When I had finished I looked over at Jackson to see how disappointed he was with my story, but instead I saw something that surprised me: Jackson was quizzical. He was actually interested in my story, and proceeded to tell me what he thought my story meant, with passion and excitement. I sat there dumbfounded as in a few minutes Jackson began to pull more meaning out of this children’s story than I had in 20 years. He found an immeasurable value in my story and I began to wonder how I had ever missed it.
This is often true for most of us. It is so easy to look at other cultures and assume they are telling the only stories that deserve to be told. We can so easily bask in the luster of a West African folk tale – with the depth of ancient oral tradition to back it up – and yet are hesitant to even consider uttering a word of our own. When we agree to share our stories, however, we can begin to see that even the shallowest of stories has something to teach us about ourselves and about those around us. Even the simplest of stories has value. In many ways it is as if we are truly seeing our stories for the first time. The same is true of the story of our lives.
So often we glory in the lives of others, and yet when we look at our own life, and the story it is telling, we shudder. We pour through books, browse the Internet, and binge watch Netflix in a frantic search for stories that inspire, and yet never consider the possibility that our story could be an inspiration to someone else. We sell ourselves drastically short, but the truth is that just as your life matters, so does your story.
This may sound like an over generalization, but consider, for a moment, all those that the LORD used in scripture to make himself known to the world. He did not just choose the strong, and the bold; the wise and the wealthy. No, He used countless individuals with differing: backgrounds, flaws, strengths, personalities, influences, opinions, and abilities. He renamed a liar to represent his people (Genesis 35); used a group of lepers to save Israel from a famine (2 Kings 7:3-16); anointed a child to rule a kingdom (2 Kings 22); brought a centurion to declare faith publically (Matthew 8:5-13); and called a diverse group of average men to establish his church (Matthew 3:18-22; 9:9-13; Acts 9). He empowered anyone who was willing to make his glory known, and continues to do so today.

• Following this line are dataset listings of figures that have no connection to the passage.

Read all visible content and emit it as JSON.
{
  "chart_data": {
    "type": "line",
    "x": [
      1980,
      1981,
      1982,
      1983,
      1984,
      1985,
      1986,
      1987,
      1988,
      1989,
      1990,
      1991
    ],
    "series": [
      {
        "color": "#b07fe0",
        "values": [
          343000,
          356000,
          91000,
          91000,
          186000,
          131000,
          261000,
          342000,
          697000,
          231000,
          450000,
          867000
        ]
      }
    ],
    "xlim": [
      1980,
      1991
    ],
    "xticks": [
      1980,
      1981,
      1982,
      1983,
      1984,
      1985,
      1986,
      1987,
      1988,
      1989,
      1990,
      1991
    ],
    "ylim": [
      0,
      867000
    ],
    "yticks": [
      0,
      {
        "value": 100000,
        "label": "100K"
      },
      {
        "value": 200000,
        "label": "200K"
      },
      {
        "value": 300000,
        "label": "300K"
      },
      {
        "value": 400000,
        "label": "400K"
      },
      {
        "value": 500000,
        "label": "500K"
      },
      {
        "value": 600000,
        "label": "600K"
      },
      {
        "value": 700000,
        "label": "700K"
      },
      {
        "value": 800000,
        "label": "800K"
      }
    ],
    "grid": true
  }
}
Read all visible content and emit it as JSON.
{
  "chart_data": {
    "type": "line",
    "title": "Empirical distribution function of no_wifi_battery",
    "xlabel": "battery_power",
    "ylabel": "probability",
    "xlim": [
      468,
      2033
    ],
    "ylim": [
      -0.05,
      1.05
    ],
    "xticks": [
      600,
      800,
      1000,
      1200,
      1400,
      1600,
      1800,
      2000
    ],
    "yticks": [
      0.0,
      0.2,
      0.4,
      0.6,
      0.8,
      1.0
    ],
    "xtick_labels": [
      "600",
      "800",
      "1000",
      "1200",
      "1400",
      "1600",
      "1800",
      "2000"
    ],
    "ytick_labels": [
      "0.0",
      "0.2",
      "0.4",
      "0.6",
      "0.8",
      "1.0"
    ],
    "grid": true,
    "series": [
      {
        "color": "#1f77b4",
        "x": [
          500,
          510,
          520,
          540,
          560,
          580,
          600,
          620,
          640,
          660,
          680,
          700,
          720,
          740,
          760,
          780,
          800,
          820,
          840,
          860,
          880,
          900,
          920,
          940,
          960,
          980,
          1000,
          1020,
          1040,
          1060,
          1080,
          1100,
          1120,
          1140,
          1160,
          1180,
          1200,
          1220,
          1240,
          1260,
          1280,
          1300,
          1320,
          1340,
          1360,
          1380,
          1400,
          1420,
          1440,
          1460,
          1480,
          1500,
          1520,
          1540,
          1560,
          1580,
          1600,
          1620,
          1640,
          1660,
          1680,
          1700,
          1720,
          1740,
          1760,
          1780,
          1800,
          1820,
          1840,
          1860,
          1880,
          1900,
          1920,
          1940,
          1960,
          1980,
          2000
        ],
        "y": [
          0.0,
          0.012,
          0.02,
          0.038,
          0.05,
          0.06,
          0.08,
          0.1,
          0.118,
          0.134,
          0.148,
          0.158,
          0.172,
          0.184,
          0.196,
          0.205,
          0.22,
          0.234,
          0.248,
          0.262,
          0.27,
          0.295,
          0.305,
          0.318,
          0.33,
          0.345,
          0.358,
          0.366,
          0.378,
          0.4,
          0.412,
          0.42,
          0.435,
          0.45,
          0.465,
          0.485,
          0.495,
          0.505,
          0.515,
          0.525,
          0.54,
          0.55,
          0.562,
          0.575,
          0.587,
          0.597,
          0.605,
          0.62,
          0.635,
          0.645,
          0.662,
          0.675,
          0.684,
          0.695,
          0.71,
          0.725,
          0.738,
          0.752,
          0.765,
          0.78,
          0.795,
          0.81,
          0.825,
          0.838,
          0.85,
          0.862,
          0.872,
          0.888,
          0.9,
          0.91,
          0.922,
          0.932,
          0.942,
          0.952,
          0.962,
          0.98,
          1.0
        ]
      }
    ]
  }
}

Consider his words to the disciples in Matthew:
“All authority in heaven and on earth has been given to me. Go therefore and make disciples of all nations, baptizing them in the name of the Father and of the Son and of the Holy Spirit, teaching them to observe all that I have commanded you.”
(Matthew 28:18b-20a ESV)
Jesus was given all authority, and yet he desires to use us. He has appointed us to make disciples and to teach others how to live as Christ taught us. Not only did he create us with intrinsic value (Genesis 1:27), but also he chose our lives as the very vessel by which he reminds the world of their value and of his love. Jesus came into the world that our stories might collide. The beauty of the gospel is that the God of the universe would come down to make us a part in His story and in the same moment ‘empty himself’ (Philippians 2:6-7) to be a part of our story.
He did not consider anyone’s story ‘worthless’, but came that the gospel might intersect with our lives, showing its deeper value. He looks into us and pulls out a deeper meaning that we have forgotten wie kann ich viagra kaufen. With boundless pleasure he recalls our story, reiterates our purpose, and asks if we might share it with someone who feels lost and worthless themselves. It was His desire not simply to save us, but to use our story to save others – by leading them to the gospel.